The White House press office and has periodically made it known what books the President is reading. On a few occasions even the President himself has staged a mini publicity stunt to show off the same, for instance when he very deliberately paraded around with a copy of Bernard Goldberg’s book Bias to demonstrate his low opinion of the press or Eliot Cohen’s Supreme Command to signal to the military that the administration wasn’t about to be pushed around by a bunch of generals with their dictates of military requirement.
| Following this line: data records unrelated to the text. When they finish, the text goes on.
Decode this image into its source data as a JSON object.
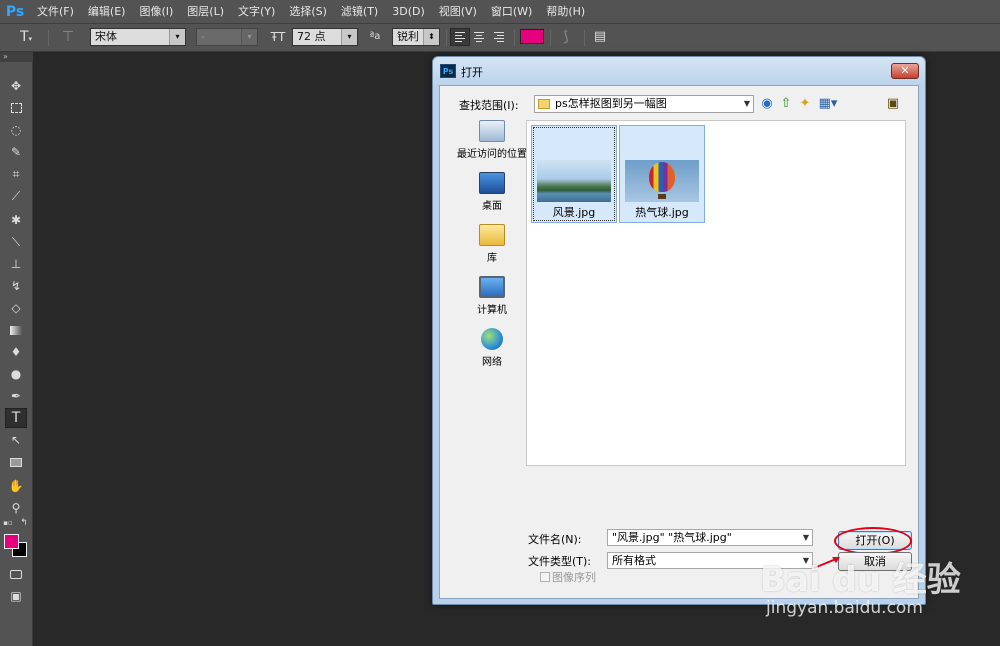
{
  "menubar": {
    "app": "Ps",
    "items": [
      "文件(F)",
      "编辑(E)",
      "图像(I)",
      "图层(L)",
      "文字(Y)",
      "选择(S)",
      "滤镜(T)",
      "3D(D)",
      "视图(V)",
      "窗口(W)",
      "帮助(H)"
    ]
  },
  "options": {
    "tool_glyph": "T",
    "font_family": "宋体",
    "font_style": "-",
    "font_size": "72 点",
    "aa_prefix": "ªa",
    "antialias": "锐利",
    "color": "#e6007e"
  },
  "toolbox": {
    "fg_color": "#e6007e",
    "bg_color": "#000000"
  },
  "dialog": {
    "title": "打开",
    "close": "✕",
    "look_in_label": "查找范围(I):",
    "look_in_value": "ps怎样抠图到另一幅图",
    "places": [
      "最近访问的位置",
      "桌面",
      "库",
      "计算机",
      "网络"
    ],
    "files": [
      "风景.jpg",
      "热气球.jpg"
    ],
    "filename_label": "文件名(N):",
    "filename_value": "\"风景.jpg\" \"热气球.jpg\"",
    "filetype_label": "文件类型(T):",
    "filetype_value": "所有格式",
    "open_button": "打开(O)",
    "cancel_button": "取消",
    "image_sequence": "图像序列"
  },
  "watermark": {
    "brand": "Bai du 经验",
    "url": "jingyan.baidu.com"
  }
}
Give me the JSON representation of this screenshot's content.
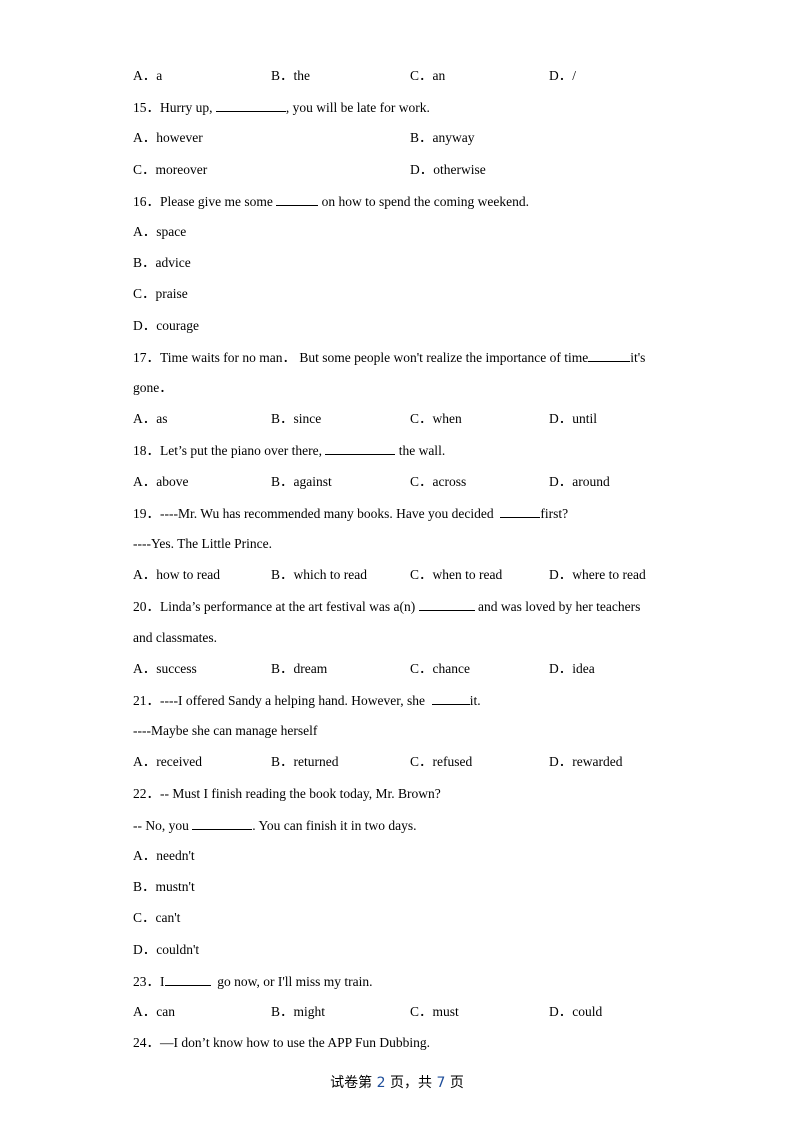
{
  "page": {
    "footer": {
      "prefix": "试卷第 ",
      "current": "2",
      "middle": " 页，共 ",
      "total": "7",
      "suffix": " 页"
    }
  },
  "q14": {
    "options": [
      "A．a",
      "B．the",
      "C．an",
      "D．/"
    ]
  },
  "q15": {
    "pre": "15．Hurry up, ",
    "post": ", you will be late for work.",
    "options": [
      "A．however",
      "B．anyway",
      "C．moreover",
      "D．otherwise"
    ]
  },
  "q16": {
    "pre": "16．Please give me some ",
    "post": " on how to spend the coming weekend.",
    "options": [
      "A．space",
      "B．advice",
      "C．praise",
      "D．courage"
    ]
  },
  "q17": {
    "pre": "17．Time waits for no man． But some people won't realize the importance of time",
    "post": "it's",
    "line2": "gone．",
    "options": [
      "A．as",
      "B．since",
      "C．when",
      "D．until"
    ]
  },
  "q18": {
    "pre": "18．Let’s put the piano over there, ",
    "post": " the wall.",
    "options": [
      "A．above",
      "B．against",
      "C．across",
      "D．around"
    ]
  },
  "q19": {
    "pre": "19．----Mr. Wu has recommended many books. Have you decided  ",
    "post": "first?",
    "line2": "----Yes. The Little Prince.",
    "options": [
      "A．how to read",
      "B．which to read",
      "C．when to read",
      "D．where to read"
    ]
  },
  "q20": {
    "pre": "20．Linda’s performance at the art festival was a(n) ",
    "post": " and was loved by her teachers",
    "line2": "and classmates.",
    "options": [
      "A．success",
      "B．dream",
      "C．chance",
      "D．idea"
    ]
  },
  "q21": {
    "pre": "21．----I offered Sandy a helping hand. However, she  ",
    "post": "it.",
    "line2": "----Maybe she can manage herself",
    "options": [
      "A．received",
      "B．returned",
      "C．refused",
      "D．rewarded"
    ]
  },
  "q22": {
    "line1": "22．-- Must I finish reading the book today, Mr. Brown?",
    "pre": "-- No, you ",
    "post": ". You can finish it in two days.",
    "options": [
      "A．needn't",
      "B．mustn't",
      "C．can't",
      "D．couldn't"
    ]
  },
  "q23": {
    "pre": "23．I",
    "post": "  go now, or I'll miss my train.",
    "options": [
      "A．can",
      "B．might",
      "C．must",
      "D．could"
    ]
  },
  "q24": {
    "line1": "24．—I don’t know how to use the APP Fun Dubbing."
  }
}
I am currently reading Adam Zamoyski’s Moscow 1812: Napoleon’s Fatal March. Sometimes it’s hard to imagine that a work was not written with an eye to current events. And sometimes they are. Robert Massie has specifically said that he wrote Dreadnought, his book about how the naval arms race between Britain and Germany precipitated the First World War, in part to illustrate the dangers of the Regan nuclear arms buildup.
When I read passages like the following, it is hard not to think that Mr. Zamoyski doesn’t have a certain contemporary swashbuckling world leader in mind. With the La Grande Armée fully ensconced in Moscow, harried by marauding Cossacks, Napoleon contemplates his next move:
Napoleon was far too astute not to realize that his strategy had gone badly wrong, and that Caulaincourt had been right all along. But he did not like to admit it. And he recoiled from the only logical next step, which was to withdraw. He liked neither the idea of retreat, which went against his instincts, nor the implications of such a withdrawal on the political climate in Europe. He also had an extraordinary capacity for making himself believe something just be decreeing it to be true. “In many circumstances, to wish something and believe it were for him one and the same thing,” in the words of General Bourienne. So he hung on, believing that Alexander’s nerve would break or that his own proverbial luck would come up with something.
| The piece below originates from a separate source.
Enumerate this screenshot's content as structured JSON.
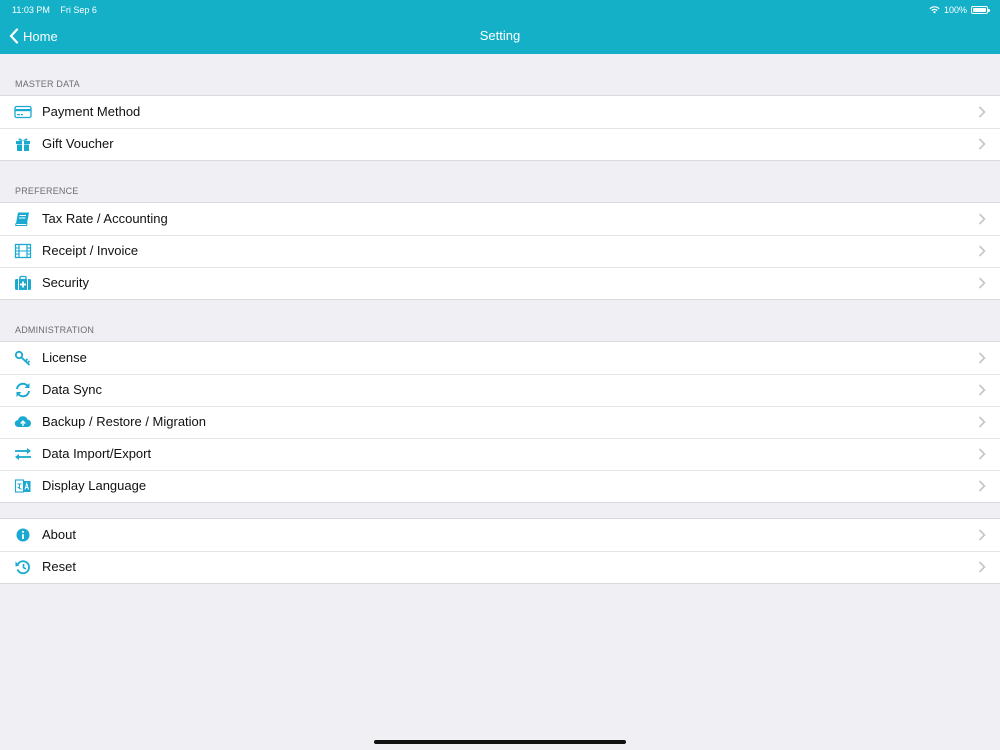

He had studied the weather charts, which told him that it did not get really cold until the beginning of December, so he did not feel any sense of urgency. What he did not realize, in common with many who do not know those climates, was just how sudden and savage changes of temperature can be, and how temperature is only one factor, which along with wind, water and terrain can turn nature into a viciously powerful opponent.
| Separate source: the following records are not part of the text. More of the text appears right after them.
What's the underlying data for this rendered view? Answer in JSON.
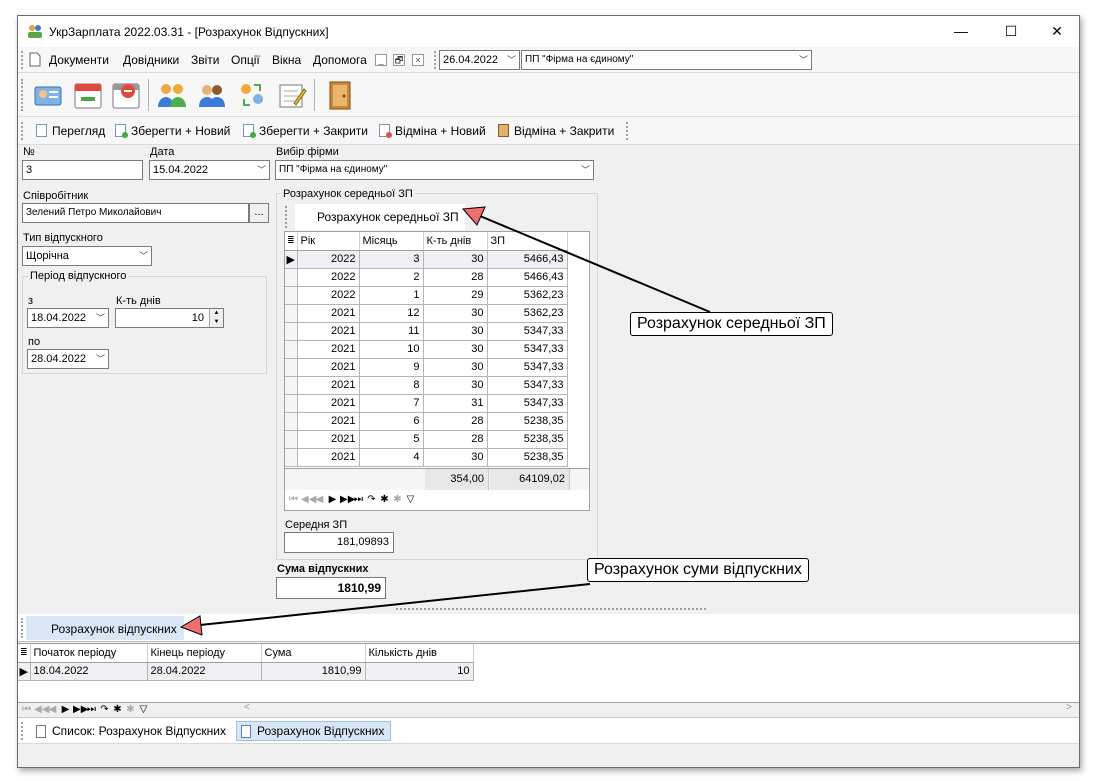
{
  "window": {
    "title": "УкрЗарплата 2022.03.31 - [Розрахунок Відпускних]",
    "controls": {
      "minimize": "—",
      "maximize": "☐",
      "close": "✕"
    }
  },
  "menu": {
    "items": [
      "Документи",
      "Довідники",
      "Звіти",
      "Опції",
      "Вікна",
      "Допомога"
    ],
    "mdi": [
      "_",
      "🗗",
      "×"
    ],
    "date_value": "26.04.2022",
    "firm_value": "ПП \"Фірма на єдиному\""
  },
  "toolbar": {
    "icons": [
      "employees-card-icon",
      "calendar-icon",
      "schedule-icon",
      "group-icon",
      "people-icon",
      "transfer-icon",
      "notepad-icon",
      "exit-door-icon"
    ]
  },
  "actions": {
    "view": "Перегляд",
    "save_new": "Зберегти + Новий",
    "save_close": "Зберегти + Закрити",
    "cancel_new": "Відміна + Новий",
    "cancel_close": "Відміна + Закрити"
  },
  "form": {
    "number_label": "№",
    "number_value": "3",
    "date_label": "Дата",
    "date_value": "15.04.2022",
    "firm_label": "Вибір фірми",
    "firm_value": "ПП \"Фірма на єдиному\"",
    "employee_label": "Співробітник",
    "employee_value": "Зелений Петро Миколайович",
    "employee_browse": "...",
    "vacation_type_label": "Тип відпускного",
    "vacation_type_value": "Щорічна",
    "period_group": "Період відпускного",
    "from_label": "з",
    "from_value": "18.04.2022",
    "days_label": "К-ть днів",
    "days_value": "10",
    "to_label": "по",
    "to_value": "28.04.2022"
  },
  "avg": {
    "group_label": "Розрахунок середньої ЗП",
    "tab_label": "Розрахунок середньої ЗП",
    "columns": [
      "Рік",
      "Місяць",
      "К-ть днів",
      "ЗП"
    ],
    "rows": [
      [
        "2022",
        "3",
        "30",
        "5466,43"
      ],
      [
        "2022",
        "2",
        "28",
        "5466,43"
      ],
      [
        "2022",
        "1",
        "29",
        "5362,23"
      ],
      [
        "2021",
        "12",
        "30",
        "5362,23"
      ],
      [
        "2021",
        "11",
        "30",
        "5347,33"
      ],
      [
        "2021",
        "10",
        "30",
        "5347,33"
      ],
      [
        "2021",
        "9",
        "30",
        "5347,33"
      ],
      [
        "2021",
        "8",
        "30",
        "5347,33"
      ],
      [
        "2021",
        "7",
        "31",
        "5347,33"
      ],
      [
        "2021",
        "6",
        "28",
        "5238,35"
      ],
      [
        "2021",
        "5",
        "28",
        "5238,35"
      ],
      [
        "2021",
        "4",
        "30",
        "5238,35"
      ]
    ],
    "total_days": "354,00",
    "total_salary": "64109,02",
    "avg_label": "Середня ЗП",
    "avg_value": "181,09893"
  },
  "sum": {
    "label": "Сума відпускних",
    "value": "1810,99"
  },
  "calc": {
    "tab_label": "Розрахунок відпускних",
    "columns": [
      "Початок періоду",
      "Кінець періоду",
      "Сума",
      "Кількість днів"
    ],
    "row": [
      "18.04.2022",
      "28.04.2022",
      "1810,99",
      "10"
    ]
  },
  "navigator": [
    "⏮",
    "◀◀",
    "◀",
    "▶",
    "▶▶",
    "⏭",
    "↷",
    "✱",
    "✱",
    "▽"
  ],
  "bottom_tabs": [
    "Список: Розрахунок Відпускних",
    "Розрахунок Відпускних"
  ],
  "callouts": {
    "avg": "Розрахунок середньої ЗП",
    "sum": "Розрахунок суми відпускних"
  },
  "colors": {
    "accent_tab": "#d9e6f5",
    "callout_arrow": "#f07070"
  }
}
The unusually fine weather at the beginning of October contributed to his complacency. He teased Caulaincourt, accusing him of peddling stories about the Russian winter invented to “frighten children.” “Caulaincourt thinks he’s frozen already,” he quipped. He kept on saying that it was warmer than Fontainebleau at that time of year, and dismissed suggestions that the army provide itself with gloves and items of warm clothing. …
With every day Napoleon spent in Moscow, the harder it was to leave without loss of face, and the usually decisive Emperor became immobilized by the need to choose between an unappealing range of options on the one hand, and a stubborn belief in his lucky star on the other. He fell into the trap of thinking that by delaying a decision he was leaving his options open. In fact, he only really had one option, and he was reducing the chances of its success with every day he delayed. (pp. 351-352)
For the outcome of this story, one need only consult Charles Minard’s famous chart portraying the destruction of the French Army. Substitute a few terms and this sounds strikingly like the current situation of the United States in the Middle East. For those of you who object to the comparison in the first sentence of the excerpt, “Napoleon was far too astute not to realize that his strategy had gone badly wrong,” I ask, do you really think that CIA director Michael Hayden told the Iraq Study Group that the “instability” in Iraq seems “irreversible” and that he could not “point to any milestone or checkpoint where we can turn this thing around,” (Woodward, Bob, “CIA Said Instability Seemed ‘Irreversible’,” Washington Post, 12 July 2007, p. A1) but that he has been telling the President in his daily briefings that everything is coming up roses? President Bush has been told the situation in Iraq, and in some dark corner of his mind he knows what it is — altogether too often one can see this in his broken, impromptu remarks to the press where his pleading, too strident by half tone seems addressed as much to himself as anyone else in the room. He just doesn’t have the strength of mind — and that is what it takes — to come to terms with the truth.